Middle Bar Road southbound to the 1912 Middle Bar Bridge is extremely haggard and very much the advertised single lane. It is unclear when Middle Bar Road was last repaved by Amador County.
Middle Bar Road approaching the 1912 Middle Bar Bridge and the Mokelumne River enters East Bay Municipal Utility District Middle Bar Take-Out Facility. The 1912 Middle Bar Bridge lies within the eastern end of the Pardee Reservoir and is a popular local fishing location.
The 1912 Middle Bar Bridge serves as the crossing into Calaveras County and Gwin Mine Road. The 1912 Middle Bar Bridge is adorned with the name of the Clinton Bridge & Iron Works. Upon crossing the 1912 Middle Bar Bridge into Calaveras County traffic continues to the right towards Paloma, to the left is access to the Mokelumne Coast to Crest Trail. The Mokelumne Coast to Crest Trail appears on several of the maps in Part 1 as a connecting road from the 1912 Middle Bar Bridge to Mokelumne Hill.

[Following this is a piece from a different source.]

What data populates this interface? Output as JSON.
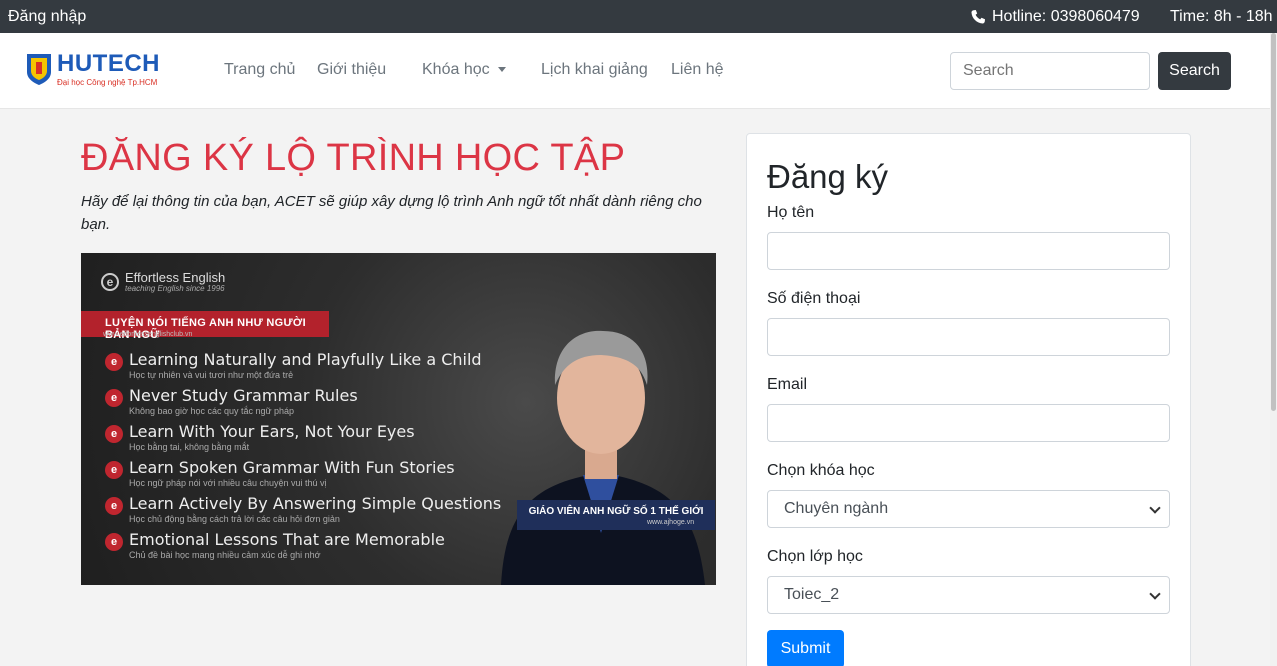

Gwin Mine Road climbs from the 1912 Middle Bar Bridge southward to the ruins of the Gwin Mine. The shafts at the Gwin Mine reached a reported maximum depth of 2,533 feet below the surface.
Gwin Mine Road continues south from the ruins of the Gwin Mine into the community of Paloma. Gwin Mine Road terminates at former California State Route 8 at Paloma Road.
A historical plaque regarding the history of Paloma can be found at the of Gwin Mine Road. Paloma (alternatively Fosteria) was tied to the founding of the Gwin Mine in 1849. The Gwin Mine is named after California's first Senator William M. Gwin who acquired the property 1851. The Gwin Mine closed in 1908 having yielded $6,000,000-$7,000,000 in precious metals. The fortunes of Paloma were tied heavily to the Gwin Mine which led to a significant decline in the community.